The Good Fighters: Maggie Roll

Over the years, CBLDF has been blessed with a varied and devoted cadre of volunteers. Some volunteers have been with us for years, and some, including recent addition Maggie Roll, are just joining the bandwagon.

The CBLDF wouldn’t be what it is without its volunteers, and Roll is no exception. She comes from a family firmly rooted in volunteerism, and she’s always eager to help at the booth, with a ready smile and a joke or two in hand. As a long-time fan of Dr. Who and irreverent comedic scifi by folks like John Scalzi, Roll knows a thing or two about being a nerd.

For this installment of The Good Fighters, we asked Roll about why she became a CBLDF volunteer and her experience as a volunteer.

CBLDF: How did you find out about CBLDF, and what drove you to volunteer?

Maggie Roll: My sister is a long-time volunteer for the group and has been encouraging me to volunteer for several years. Last year I finally had the time away from my paying job to volunteer at C2E2 down in Chicago. I ended up having so much fun helping the CBLDF raise money in Chicago that I flew out to San Diego to volunteer all five days at Comic-Con International.

CBLDF: Why is Free Speech important to you?

Roll: Everyone has their own opinions, thoughts, beliefs, etc., and they should be allowed to express them. While I may not agree with someone’s ideas, it doesn’t mean they can’t express them. That was one of the basic rights given to all US citizens with the creation of the Bill of Rights. And that is one of the greatest things about the CBLDF. CBLDF is fighting to keep our rights in place as they were intended by the Constitution.

I find it funny how many people are offended by the topics discussed in movies or on TV. If you are offended, you DON’T have to watch it, but that doesn’t mean that creators shouldn’t be allowed to produce their work. This is also true in comics — comics don’t influence people any more than any other type of entertainment does. But they are looked at harshly since the medium is supposedly for kids — which is just plain silly. The industry has all types of comics available for you to read, whether you are 5 or 105.

CBLDF: You’re a musician, playing regularly with a symphonic band in your community. How does your experience as a musician dovetail with your desire to help protect free expression?

Roll: I’m not someone who’s ever been considered artistic in the classic sense. I’ve never been able to draw. I’ve never been a great writer. Playing my bass clarinet has always been one of my passions — I get so much joy from being able to create such wonderful sounds. I have been playing the bass clarinet for over 20 years, and last year I finally got to play one of the most recognizable pieces of music ever written – The 1812 Overture. The group I play with is a group of non-professional musicians who just enjoy the music and the camaraderie of the group; we loved playing that piece even though it was incredibly hard and took lots of rehearsing to make sure we didn’t sound horrible! Everyone should be allowed to have an expressive passion, whether it’s playing in a community band or reading, creating, and selling comics.

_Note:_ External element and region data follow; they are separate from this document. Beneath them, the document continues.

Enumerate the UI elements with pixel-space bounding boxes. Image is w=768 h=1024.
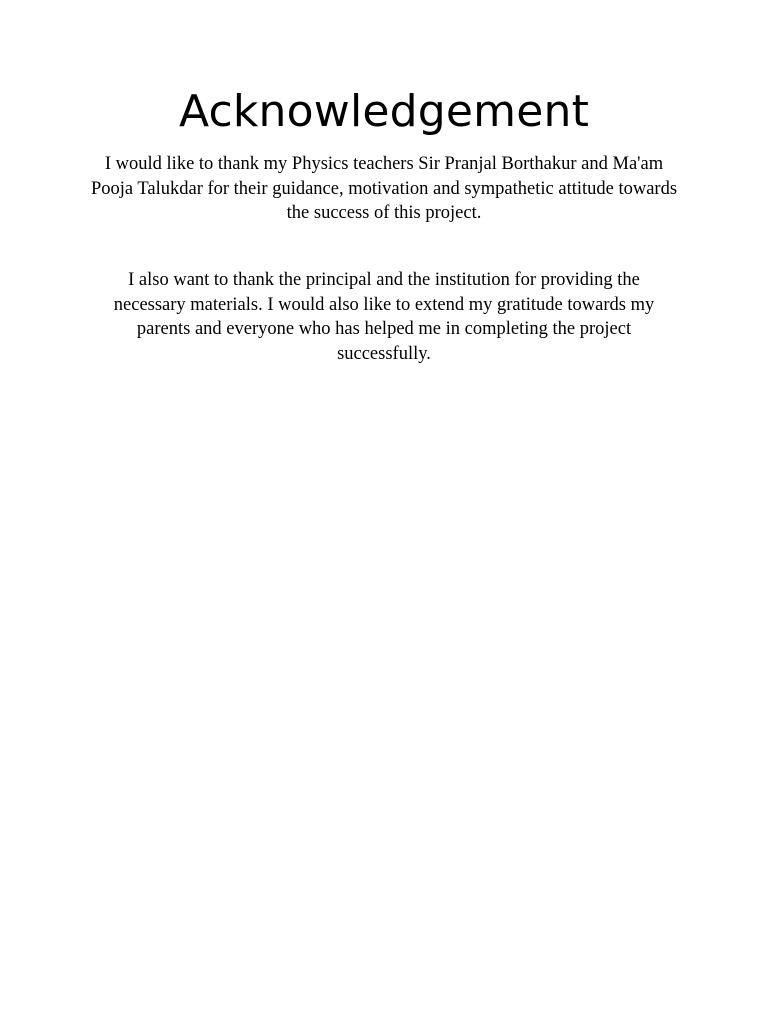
- acknowledgement-paragraph-1: I would like to thank my Physics teachers Sir Pranjal Borthakur and Ma'am Pooja Talukdar for their guidance, motivation and sympathetic attitude towards the success of this project.: [90, 154, 678, 223]
- acknowledgement-paragraph-2: I also want to thank the principal and the institution for providing the necessary materials. I would also like to extend my gratitude towards my parents and everyone who has helped me in completing the project successfully.: [113, 270, 655, 364]
- page-title: Acknowledgement: [178, 86, 590, 137]
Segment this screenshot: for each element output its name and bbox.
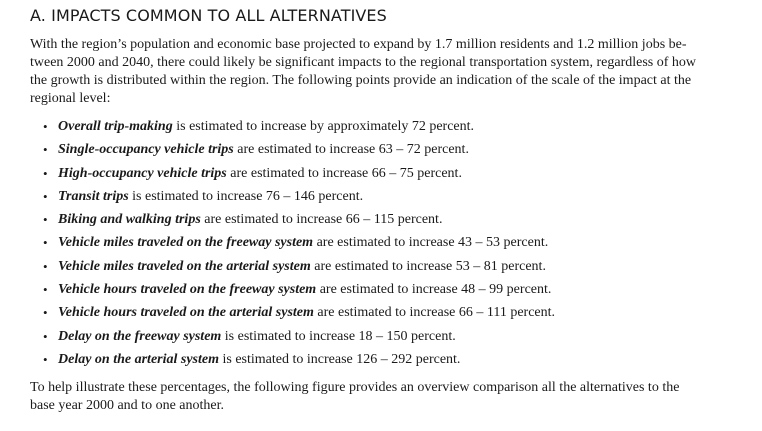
bullet-text: are estimated to increase 53 – 81 percent.: [310, 258, 546, 274]
bullet-icon: •: [43, 328, 48, 344]
bullet-text: is estimated to increase 126 – 292 percent.: [219, 351, 461, 367]
bullet-icon: •: [43, 351, 48, 367]
bullet-text: is estimated to increase 18 – 150 percent.: [221, 328, 456, 344]
bullet-item: [30, 325, 555, 348]
bullet-term: Vehicle miles traveled on the arterial system: [58, 258, 311, 274]
intro-line: With the region’s population and economic base projected to expand by 1.7 million residents and 1.2 million jobs be-: [30, 37, 687, 52]
bullet-term: Single-occupancy vehicle trips: [58, 142, 234, 158]
bullet-item: [30, 138, 555, 161]
bullet-term: Overall trip-making: [58, 119, 173, 134]
impact-bullet-list: [30, 115, 555, 371]
closing-paragraph: [30, 379, 736, 415]
bullet-icon: •: [43, 119, 48, 134]
bullet-item: [30, 231, 555, 254]
closing-line: base year 2000 and to one another.: [30, 398, 224, 413]
bullet-item: [30, 278, 555, 301]
bullet-text: are estimated to increase 66 – 75 percent.: [226, 165, 462, 181]
intro-line: the growth is distributed within the region. The following points provide an indication of the scale of the impact at the: [30, 73, 692, 88]
bullet-icon: •: [43, 282, 48, 298]
bullet-term: Delay on the freeway system: [58, 328, 222, 344]
intro-line: regional level:: [30, 91, 111, 106]
bullet-term: Vehicle hours traveled on the freeway system: [58, 282, 317, 298]
section-heading: A. IMPACTS COMMON TO ALL ALTERNATIVES: [30, 6, 387, 25]
bullet-text: is estimated to increase 76 – 146 percent.: [128, 188, 364, 204]
bullet-text: are estimated to increase 48 – 99 percent.: [316, 282, 552, 298]
intro-paragraph: [30, 36, 736, 108]
bullet-term: Biking and walking trips: [58, 212, 201, 228]
bullet-icon: •: [43, 188, 48, 204]
closing-line: To help illustrate these percentages, the following figure provides an overview comparison all the alternatives to the: [30, 380, 680, 395]
bullet-icon: •: [43, 258, 48, 274]
bullet-icon: •: [43, 142, 48, 158]
bullet-term: High-occupancy vehicle trips: [58, 165, 227, 181]
bullet-item: [30, 185, 555, 208]
bullet-item: [30, 301, 555, 324]
bullet-icon: •: [43, 235, 48, 251]
bullet-icon: •: [43, 212, 48, 228]
bullet-term: Delay on the arterial system: [58, 351, 219, 367]
intro-line: tween 2000 and 2040, there could likely be significant impacts to the regional transportation system, regardless of how: [30, 55, 696, 70]
bullet-text: is estimated to increase by approximately 72 percent.: [172, 119, 475, 134]
bullet-term: Vehicle miles traveled on the freeway system: [58, 235, 314, 251]
bullet-icon: •: [43, 165, 48, 181]
bullet-item: [30, 162, 555, 185]
bullet-item: [30, 348, 555, 371]
bullet-text: are estimated to increase 66 – 115 percent.: [200, 212, 443, 228]
bullet-text: are estimated to increase 43 – 53 percent.: [313, 235, 549, 251]
bullet-term: Transit trips: [58, 188, 129, 204]
bullet-item: [30, 255, 555, 278]
bullet-term: Vehicle hours traveled on the arterial system: [58, 305, 314, 321]
bullet-item: [30, 115, 555, 138]
bullet-text: are estimated to increase 66 – 111 percent.: [313, 305, 556, 321]
bullet-text: are estimated to increase 63 – 72 percent.: [233, 142, 469, 158]
bullet-icon: •: [43, 305, 48, 321]
bullet-item: [30, 208, 555, 231]
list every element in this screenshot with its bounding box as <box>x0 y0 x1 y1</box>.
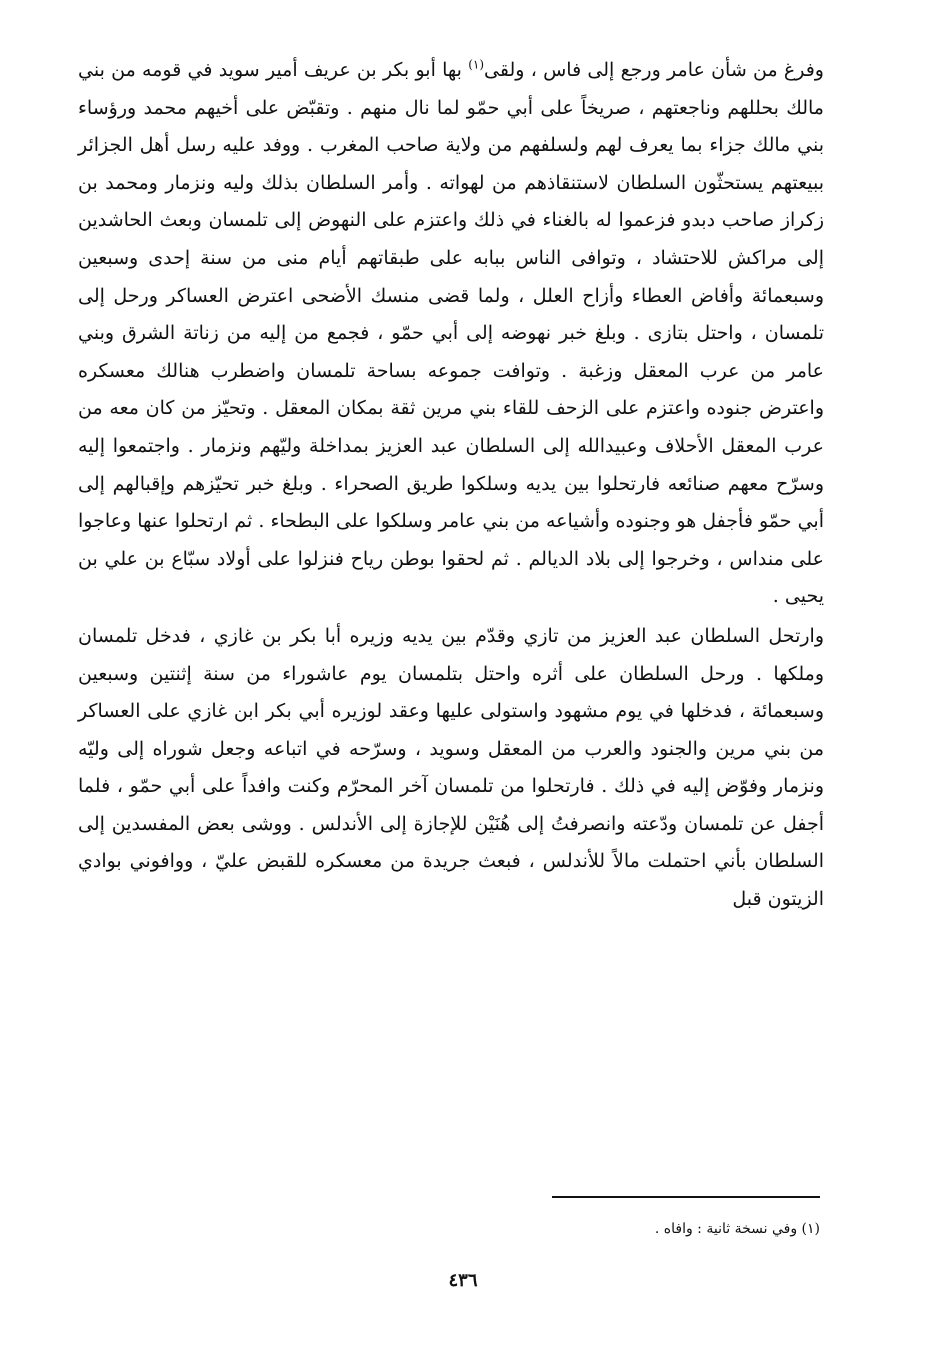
paragraph-2: وارتحل السلطان عبد العزيز من تازي وقدّم بين يديه وزيره أبا بكر بن غازي ، فدخل تلمسان وملكها . ورحل السلطان على أثره واحتل بتلمسان يوم عاشوراء من سنة إثنتين وسبعين وسبعمائة ، فدخلها في يوم مشهود واستولى عليها وعقد لوزيره أبي بكر ابن غازي على العساكر من بني مرين والجنود والعرب من المعقل وسويد ، وسرّحه في اتباعه وجعل شوراه إلى وليّه ونزمار وفوّض إليه في ذلك . فارتحلوا من تلمسان آخر المحرّم وكنت وافداً على أبي حمّو ، فلما أجفل عن تلمسان ودّعته وانصرفتُ إلى هُنَيْن للإجازة إلى الأندلس . ووشى بعض المفسدين إلى السلطان بأني احتملت مالاً للأندلس ، فبعث جريدة من معسكره للقبض عليّ ، ووافوني بوادي الزيتون قبل <box>78 624 824 911</box>
paragraph-1 <box>78 52 824 616</box>
footnote-reference: (١) <box>468 57 485 72</box>
paragraph-1-rest: بها أبو بكر بن عريف أمير سويد في قومه من بني مالك بحللهم وناجعتهم ، صريخاً على أبي حمّو لما نال منهم . وتقبّض على أخيهم محمد ورؤساء بني مالك جزاء بما يعرف لهم ولسلفهم من ولاية صاحب المغرب . ووفد عليه رسل أهل الجزائر ببيعتهم يستحثّون السلطان لاستنقاذهم من لهواته . وأمر السلطان بذلك وليه ونزمار ومحمد بن زكراز صاحب دبدو فزعموا له بالغناء في ذلك واعتزم على النهوض إلى تلمسان وبعث الحاشدين إلى مراكش للاحتشاد ، وتوافى الناس ببابه على طبقاتهم أيام منى من سنة إحدى وسبعين وسبعمائة وأفاض العطاء وأزاح العلل ، ولما قضى منسك الأضحى اعترض العساكر ورحل إلى تلمسان ، واحتل بتازى . وبلغ خبر نهوضه إلى أبي حمّو ، فجمع من إليه من زناتة الشرق وبني عامر من عرب المعقل وزغبة . وتوافت جموعه بساحة تلمسان واضطرب هنالك معسكره واعترض جنوده واعتزم على الزحف للقاء بني مرين ثقة بمكان المعقل . وتحيّز من كان معه من عرب المعقل الأحلاف وعبيدالله إلى السلطان عبد العزيز بمداخلة وليّهم ونزمار . واجتمعوا إليه وسرّح معهم صنائعه فارتحلوا بين يديه وسلكوا طريق الصحراء . وبلغ خبر تحيّزهم وإقبالهم إلى أبي حمّو فأجفل هو وجنوده وأشياعه من بني عامر وسلكوا على البطحاء . ثم ارتحلوا عنها وعاجوا على منداس ، وخرجوا إلى بلاد الديالم . ثم لحقوا بوطن رياح فنزلوا على أولاد سبّاع بن علي بن يحيى . <box>78 59 824 608</box>
page-number: ٤٣٦ <box>448 1270 478 1291</box>
footnote: (١) وفي نسخة ثانية : وافاه . <box>654 1221 820 1237</box>
paragraph-1-start: وفرغ من شأن عامر ورجع إلى فاس ، ولقى <box>484 59 824 81</box>
body-text <box>78 52 824 919</box>
footnote-divider <box>552 1196 820 1198</box>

CBLDF: You come to the CBLDF as a comics neophyte, but you’re a fan of plenty of other nerdy things, like Dr. Who. Why volunteer for CBLDF?

Roll: I have always been a fan of smart, intellectual entertainment, though I do enjoy my fluff too. One of the things I’ve seen in more recent years is the amount of crossover between comics and other types of entertainment, whether it be TV, internet, movies, or radio. Because I’m not a huge comic book person, I’m sure that I wouldn’t have become involved with this specific group if it hadn’t been for my sister. Now that I do help out, I very much enjoy getting all of the comics recommendations from people who visit the booth or work with the CBLDF.

CBLDF: What’s the coolest thing that has happened to you while volunteering?

Roll: At SDCC, Wil Wheaton came by the booth to renew his membership. I very much am a fan of his intelligence and wit, and I like that he helped make nerds cool and part of the mainstream.

CBLDF: How would you recommend other people get involved with CBLDF?

Roll: Contact them! The guys who work full time for the CBLDF — Charles, Brady, and Alex — are great people who truly care about their work. They are always looking for people to help out, even if you only have half an hour of time to spare. Don’t forget that you can live in other parts of the country and still help out. While the CBLDF is based in New York, I live in Wisconsin and I am willing to travel to help out the cause!